While the beast remained focused on the change in himself he wished to affect he found his efforts fruitless. He could never love Belle until he focused on her instead of himself finding love. As days passed he gave up more and more of his own desires until he finally had given everything to others. His last breath found him declaring the irrelevance of his own desires to become a beautiful person again.
Yet it was that final renouncing of his own desires that made him beautiful inside, and so the transformation from beast to prince which seemed almost instantaneous was actually a long time in the making. The real change had happened gradually so that it was almost imperceptible even to himself until in a moment it became obvious to all that he was no longer a beast, but a prince.

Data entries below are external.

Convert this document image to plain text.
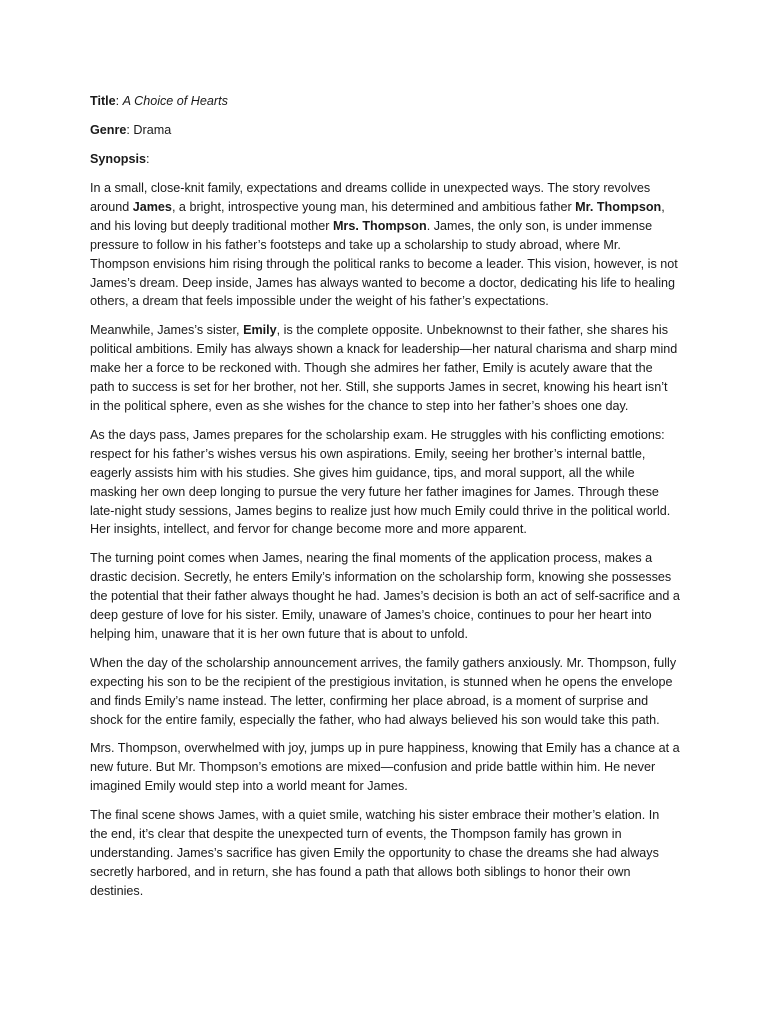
Title: A Choice of Hearts
Genre: Drama
Synopsis:

In a small, close-knit family, expectations and dreams collide in unexpected ways. The story revolves around James, a bright, introspective young man, his determined and ambitious father Mr. Thompson, and his loving but deeply traditional mother Mrs. Thompson. James, the only son, is under immense pressure to follow in his father’s footsteps and take up a scholarship to study abroad, where Mr. Thompson envisions him rising through the political ranks to become a leader. This vision, however, is not James’s dream. Deep inside, James has always wanted to become a doctor, dedicating his life to healing others, a dream that feels impossible under the weight of his father’s expectations.

Meanwhile, James’s sister, Emily, is the complete opposite. Unbeknownst to their father, she shares his political ambitions. Emily has always shown a knack for leadership—her natural charisma and sharp mind make her a force to be reckoned with. Though she admires her father, Emily is acutely aware that the path to success is set for her brother, not her. Still, she supports James in secret, knowing his heart isn’t in the political sphere, even as she wishes for the chance to step into her father’s shoes one day.

As the days pass, James prepares for the scholarship exam. He struggles with his conflicting emotions: respect for his father’s wishes versus his own aspirations. Emily, seeing her brother’s internal battle, eagerly assists him with his studies. She gives him guidance, tips, and moral support, all the while masking her own deep longing to pursue the very future her father imagines for James. Through these late-night study sessions, James begins to realize just how much Emily could thrive in the political world. Her insights, intellect, and fervor for change become more and more apparent.

The turning point comes when James, nearing the final moments of the application process, makes a drastic decision. Secretly, he enters Emily’s information on the scholarship form, knowing she possesses the potential that their father always thought he had. James’s decision is both an act of self-sacrifice and a deep gesture of love for his sister. Emily, unaware of James’s choice, continues to pour her heart into helping him, unaware that it is her own future that is about to unfold.

When the day of the scholarship announcement arrives, the family gathers anxiously. Mr. Thompson, fully expecting his son to be the recipient of the prestigious invitation, is stunned when he opens the envelope and finds Emily’s name instead. The letter, confirming her place abroad, is a moment of surprise and shock for the entire family, especially the father, who had always believed his son would take this path.

Mrs. Thompson, overwhelmed with joy, jumps up in pure happiness, knowing that Emily has a chance at a new future. But Mr. Thompson’s emotions are mixed—confusion and pride battle within him. He never imagined Emily would step into a world meant for James.

The final scene shows James, with a quiet smile, watching his sister embrace their mother’s elation. In the end, it’s clear that despite the unexpected turn of events, the Thompson family has grown in understanding. James’s sacrifice has given Emily the opportunity to chase the dreams she had always secretly harbored, and in return, she has found a path that allows both siblings to honor their own destinies.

It was not until the beast came to terms with who he really was and his inability to change that real change became a possibility. He only learned to love only by forgetting himself and his own desire to become handsome again.

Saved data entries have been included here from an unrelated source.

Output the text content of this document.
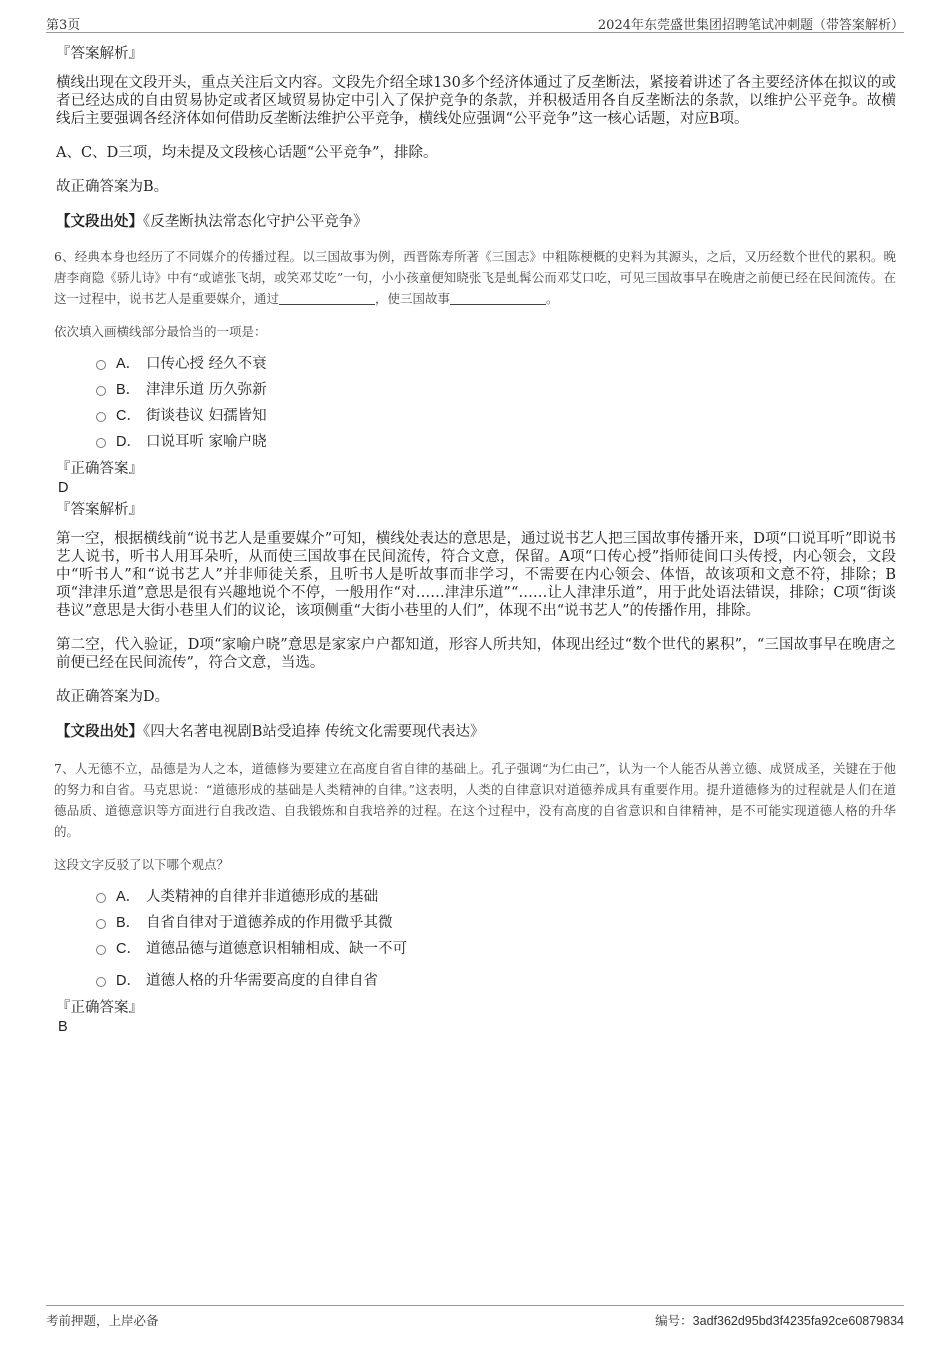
第3页	2024年东莞盛世集团招聘笔试冲刺题（带答案解析）
『答案解析』

横线出现在文段开头，重点关注后文内容。文段先介绍全球130多个经济体通过了反垄断法，紧接着讲述了各主要经济体在拟议的或者已经达成的自由贸易协定或者区域贸易协定中引入了保护竞争的条款，并积极适用各自反垄断法的条款，以维护公平竞争。故横线后主要强调各经济体如何借助反垄断法维护公平竞争，横线处应强调“公平竞争”这一核心话题，对应B项。

A、C、D三项，均未提及文段核心话题“公平竞争”，排除。

故正确答案为B。

【文段出处】《反垄断执法常态化守护公平竞争》
6、经典本身也经历了不同媒介的传播过程。以三国故事为例，西晋陈寿所著《三国志》中粗陈梗概的史料为其源头，之后，又历经数个世代的累积。晚唐李商隐《骄儿诗》中有“或谑张飞胡，或笑邓艾吃”一句，小小孩童便知晓张飞是虬髯公而邓艾口吃，可见三国故事早在晚唐之前便已经在民间流传。在这一过程中，说书艺人是重要媒介，通过	，使三国故事	。
依次填入画横线部分最恰当的一项是：
A． 口传心授 经久不衰
B． 津津乐道 历久弥新
C． 街谈巷议 妇孺皆知
D． 口说耳听 家喻户晓
『正确答案』
D
『答案解析』

第一空，根据横线前“说书艺人是重要媒介”可知，横线处表达的意思是，通过说书艺人把三国故事传播开来，D项“口说耳听”即说书艺人说书，听书人用耳朵听，从而使三国故事在民间流传，符合文意，保留。A项“口传心授”指师徒间口头传授，内心领会，文段中“听书人”和“说书艺人”并非师徒关系，且听书人是听故事而非学习，不需要在内心领会、体悟，故该项和文意不符，排除；B项“津津乐道”意思是很有兴趣地说个不停，一般用作“对……津津乐道”“……让人津津乐道”，用于此处语法错误，排除；C项“街谈巷议”意思是大街小巷里人们的议论，该项侧重“大街小巷里的人们”，体现不出“说书艺人”的传播作用，排除。

第二空，代入验证，D项“家喻户晓”意思是家家户户都知道，形容人所共知，体现出经过“数个世代的累积”，“三国故事早在晚唐之前便已经在民间流传”，符合文意，当选。

故正确答案为D。

【文段出处】《四大名著电视剧B站受追捧 传统文化需要现代表达》
7、人无德不立，品德是为人之本，道德修为要建立在高度自省自律的基础上。孔子强调“为仁由己”，认为一个人能否从善立德、成贤成圣，关键在于他的努力和自省。马克思说：“道德形成的基础是人类精神的自律。”这表明，人类的自律意识对道德养成具有重要作用。提升道德修为的过程就是人们在道德品质、道德意识等方面进行自我改造、自我锻炼和自我培养的过程。在这个过程中，没有高度的自省意识和自律精神，是不可能实现道德人格的升华的。
这段文字反驳了以下哪个观点？
A． 人类精神的自律并非道德形成的基础
B． 自省自律对于道德养成的作用微乎其微
C． 道德品德与道德意识相辅相成、缺一不可
D． 道德人格的升华需要高度的自律自省
『正确答案』
B
考前押题，上岸必备	编号：3adf362d95bd3f4235fa92ce60879834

I am a beast. Not in the good sense, just the awkward sense. When beast tries to "invite" Belle to dinner on her first night at the castle, that sense.

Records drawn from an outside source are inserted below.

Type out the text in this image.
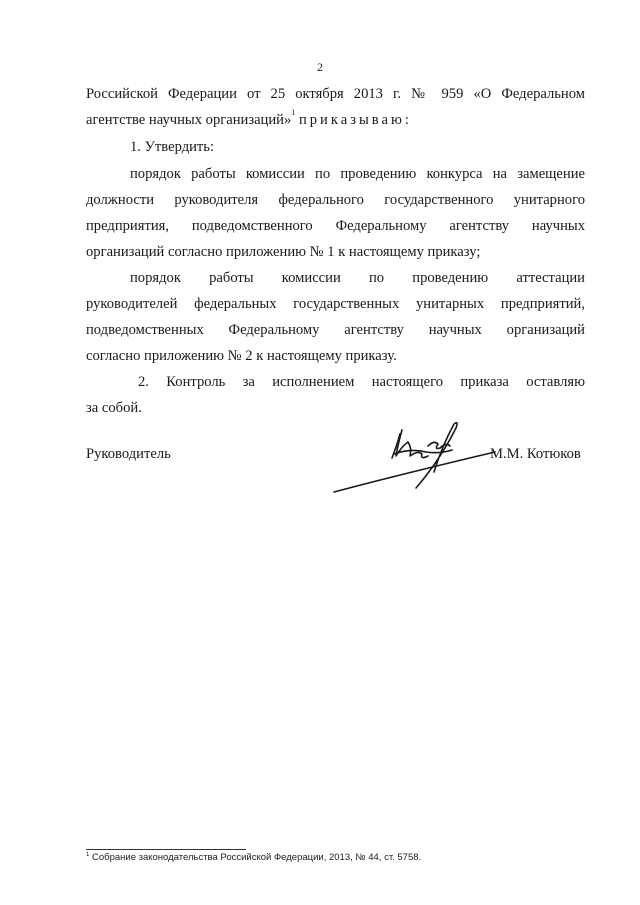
2
Российской Федерации от 25 октября 2013 г. № 959 «О Федеральном
агентстве научных организаций»$^1$ приказываю:
1. Утвердить:
порядок работы комиссии по проведению конкурса на замещение
должности руководителя федерального государственного унитарного
предприятия, подведомственного Федеральному агентству научных
организаций согласно приложению № 1 к настоящему приказу;
порядок работы комиссии по проведению аттестации
руководителей федеральных государственных унитарных предприятий,
подведомственных Федеральному агентству научных организаций
согласно приложению № 2 к настоящему приказу.
2. Контроль за исполнением настоящего приказа оставляю
за собой.
Руководитель	М.М. Котюков
$^1$ Собрание законодательства Российской Федерации, 2013, № 44, ст. 5758.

I've always been shy. Yet, I love people. However, I believed gestures, actions, and meaningful silence to be the most sincere.
I'm afraid of talking because it will sound fake and insincere; so my words are brief and to the point. I assume what people are thinking and what they will understand by my silence. I assume they will understand it means things like respect and sincerity.
Instead I've found that people actually assume that it means disinterest and a lack of care (imagine that). Tender silence is easily taken as rude disinterest or a lack of initiation—which proves a lack of real affection (who knew?).
As one who has long aspired to the difficult call of full-time ministry this has been something more or less on my mind throughout the years. To minister to people they have to trust you and you have to connect with all sorts of people. I've struggled off and on to figure out how to cope with such a weakness and have mostly contented myself with developing the other gifts necessary for such a calling; until recently being told that until such a gift developed I should abandon plans for the ministry.
After trying so hard lately to become someone I have never really been I had become really discouraged. I began to despair of ever becoming a prince on the inside, much less the outside.
However, I have found lately that in my weakness my God is made strong. Yahweh who gave Moses the confidence and eloquence to talk to Pharaoh and preach to all Israel is making me into something I never thought I would be.
I feel as though I'm watching my life from a distance viewpoint right now. I'm seeing myself doing things that amaze me afterwards because I would never have done them before. People want you to talk to them to let them know they are appreciated and loved (strange I know), and I, who have always found small talk annoying and awkward find myself making it with complete strangers(!). I, who can never think of anything to say of relevance to current conversations between casual friends suddenly find connections coming out my ears.
Surely God can do whatever He wants. I'm looking with great to see what God will do with His servant Isaiah Paul English. Meanwhile, I myself am focused on simply loving people and showing them they are loved by God.